Adversarial Attacks for Drift Detection
Fabian Hinder, Valerie Vaquet, Barbara Hammer
TL;DR
This work formalizes concept drift as time-varying data distributions and reveals drift adversarials—drifts that escape detection by common drift detectors. It distinguishes metric-based and window-based attacks, then develops a rigorous framework for two-window detectors, proving that drift can be undetected unless the adversarial set $\textnormal{Adv}(A)$ is empty. The authors provide both limiting-case and finite-sample constructions using window representations $\mathbf{W}_n$ and sampling vectors to generate undetectable drift, and they validate the theory with synthetic experiments and a water-network case study. The results highlight a significant vulnerability in many drift detectors and suggest detector-combining or problem-tailored detector design as avenues for improved robustness in critical monitoring applications.
Abstract
Concept drift refers to the change of data distributions over time.
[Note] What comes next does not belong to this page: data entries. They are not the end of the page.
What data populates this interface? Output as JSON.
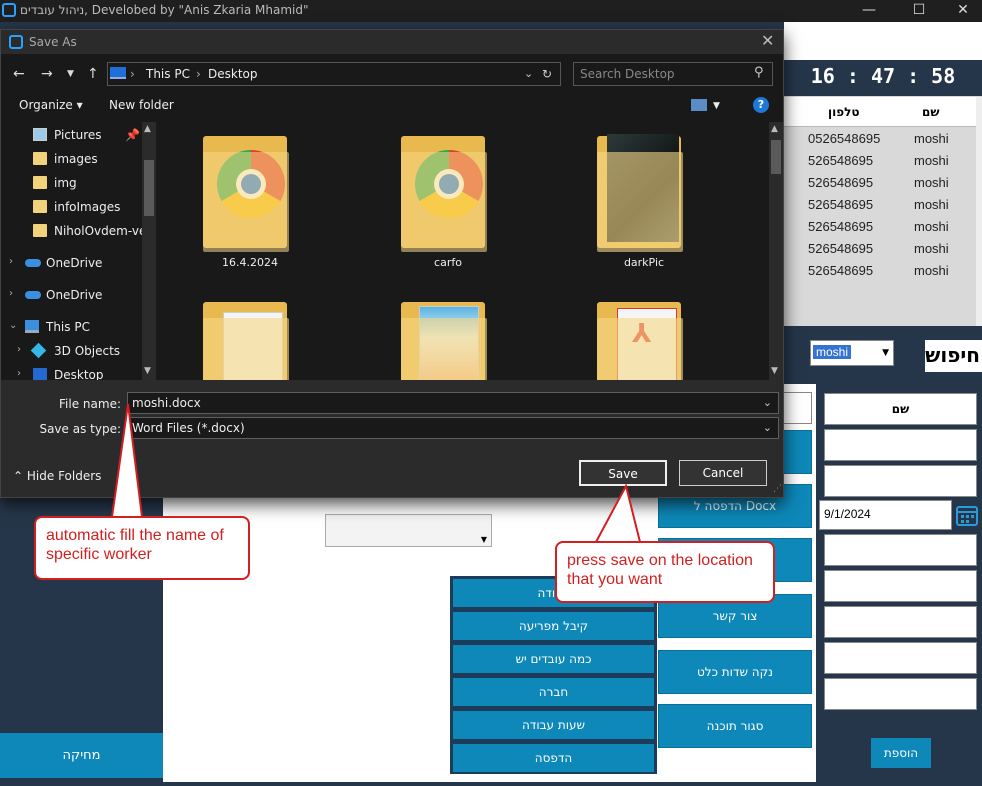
{
  "app": {
    "title": "ניהול עובדים, Develobed by \"Anis Zkaria Mhamid\"",
    "controls": {
      "minimize": "—",
      "maximize": "☐",
      "close": "✕"
    },
    "clock": "16 : 47 : 58"
  },
  "grid": {
    "columns": [
      "שם",
      "טלפון"
    ],
    "rows": [
      {
        "name": "moshi",
        "phone": "0526548695"
      },
      {
        "name": "moshi",
        "phone": "526548695"
      },
      {
        "name": "moshi",
        "phone": "526548695"
      },
      {
        "name": "moshi",
        "phone": "526548695"
      },
      {
        "name": "moshi",
        "phone": "526548695"
      },
      {
        "name": "moshi",
        "phone": "526548695"
      },
      {
        "name": "moshi",
        "phone": "526548695"
      }
    ]
  },
  "search": {
    "combo_value": "moshi",
    "label": "חיפוש"
  },
  "form": {
    "name_label": "שם",
    "date_value": "9/1/2024",
    "add_label": "הוספת"
  },
  "left_panel": {
    "delete_label": "מחיקה"
  },
  "action_buttons": {
    "docx": "הדפסה ל Docx",
    "contact": "צור קשר",
    "clear": "נקה שדות כלט",
    "close": "סגור תוכנה"
  },
  "list_buttons": [
    "עבודה",
    "קיבל מפריעה",
    "כמה עובדים יש",
    "חברה",
    "שעות עבודה",
    "הדפסה"
  ],
  "dialog": {
    "title": "Save As",
    "close": "✕",
    "breadcrumbs": [
      "This PC",
      "Desktop"
    ],
    "search_placeholder": "Search Desktop",
    "organize": "Organize ▾",
    "new_folder": "New folder",
    "help": "?",
    "nav_items": [
      {
        "label": "Pictures",
        "icon": "pictures-icon"
      },
      {
        "label": "images",
        "icon": "folder-icon"
      },
      {
        "label": "img",
        "icon": "folder-icon"
      },
      {
        "label": "infoImages",
        "icon": "folder-icon"
      },
      {
        "label": "NiholOvdem-ve",
        "icon": "folder-icon"
      },
      {
        "label": "OneDrive",
        "icon": "cloud-icon"
      },
      {
        "label": "OneDrive",
        "icon": "cloud-icon"
      },
      {
        "label": "This PC",
        "icon": "pc-icon"
      },
      {
        "label": "3D Objects",
        "icon": "cube-icon"
      },
      {
        "label": "Desktop",
        "icon": "desktop-icon"
      }
    ],
    "files": [
      {
        "label": "16.4.2024",
        "kind": "chrome"
      },
      {
        "label": "carfo",
        "kind": "chrome"
      },
      {
        "label": "darkPic",
        "kind": "dark"
      },
      {
        "label": "",
        "kind": "docs"
      },
      {
        "label": "",
        "kind": "web"
      },
      {
        "label": "",
        "kind": "pdf"
      }
    ],
    "file_name_label": "File name:",
    "file_name_value": "moshi.docx",
    "save_type_label": "Save as type:",
    "save_type_value": "Word Files (*.docx)",
    "hide_folders": "Hide Folders",
    "save": "Save",
    "cancel": "Cancel"
  },
  "callouts": {
    "autofill": "automatic fill the name of specific worker",
    "save": "press save on the location that you want"
  },
  "colors": {
    "accent": "#0d88b8",
    "navy": "#26364a",
    "callout": "#d21f1f"
  }
}
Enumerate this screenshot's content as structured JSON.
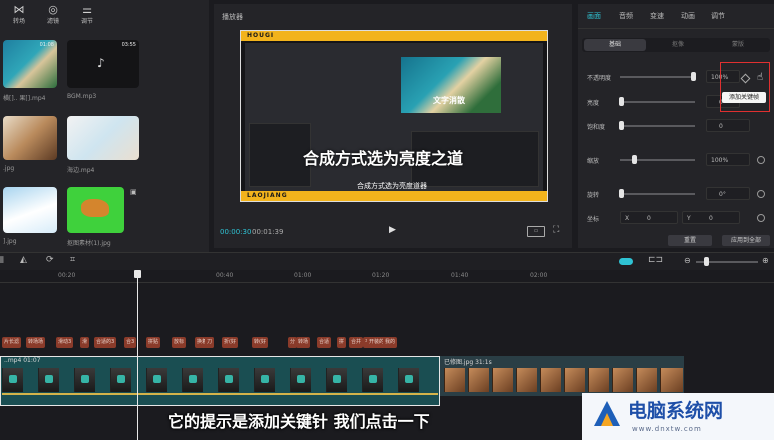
{
  "toolbar": {
    "items": [
      {
        "label": "转场",
        "icon": "transition-icon"
      },
      {
        "label": "滤镜",
        "icon": "filter-icon"
      },
      {
        "label": "调节",
        "icon": "adjust-icon"
      }
    ]
  },
  "media": {
    "items": [
      {
        "label": "横[].. 果[].mp4",
        "duration": "01:08"
      },
      {
        "label": "BGM.mp3",
        "duration": "03:55"
      },
      {
        "label": ".jpg",
        "duration": ""
      },
      {
        "label": "海边.mp4",
        "duration": ""
      },
      {
        "label": "].jpg",
        "duration": ""
      },
      {
        "label": "抠图素材(1).jpg",
        "duration": ""
      }
    ]
  },
  "player": {
    "title": "播放器",
    "current_time": "00:00:30",
    "total_time": "00:01:39",
    "preview": {
      "band_text": "HOUGI",
      "bottom_band_text": "LAOJIANG",
      "main_caption": "合成方式选为亮度之道",
      "sub_caption": "合成方式选为亮度道器",
      "inner_text": "文字消散"
    }
  },
  "inspector": {
    "tabs": [
      "画面",
      "音频",
      "变速",
      "动画",
      "调节"
    ],
    "active_tab": 0,
    "subtabs": [
      "基础",
      "抠像",
      "蒙版"
    ],
    "opacity": {
      "label": "不透明度",
      "value": "100%"
    },
    "brightness": {
      "label": "亮度",
      "value": "0"
    },
    "saturation": {
      "label": "饱和度",
      "value": "0"
    },
    "scale": {
      "label": "缩放",
      "value": "100%"
    },
    "rotate": {
      "label": "旋转",
      "value": "0°"
    },
    "position": {
      "label": "坐标",
      "x_label": "X",
      "x_value": "0",
      "y_label": "Y",
      "y_value": "0"
    },
    "tooltip": "添加关键帧",
    "reset_button": "重置",
    "apply_all_button": "应用到全部"
  },
  "timeline": {
    "ruler": [
      "00:20",
      "00:40",
      "01:00",
      "01:20",
      "01:40",
      "02:00"
    ],
    "text_chips": [
      "片长滤",
      "转场场",
      "滑动3",
      "滑",
      "合适的3",
      "合3",
      "拼贴",
      "放标",
      "换着了",
      "刀",
      "折(好",
      "转(好",
      "分",
      "转场",
      "合适",
      "拼",
      "合并",
      "平",
      "开装的",
      "我的"
    ],
    "clip1_label": "..mp4   01:07",
    "clip2_label": "已修图.jpg   31:1s"
  },
  "subtitle": "它的提示是添加关键针 我们点击一下",
  "watermark": {
    "title": "电脑系统网",
    "url": "www.dnxtw.com"
  },
  "colors": {
    "accent": "#2fc3d4",
    "highlight_red": "#e03030",
    "band_yellow": "#f2b31c"
  }
}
While drift poses a challenge for learning models, requiring their continual adaption, it is also relevant in system monitoring to detect malfunctions, system failures, and unexpected behavior. In the latter case, the robust and reliable detection of drifts is imperative. This work studies the shortcomings of commonly used drift detection schemes. We show how to construct data streams that are drifting without being detected. We refer to those as drift adversarials. In particular, we compute all possible adversairals for common detection schemes and underpin our theoretical findings with empirical evaluations.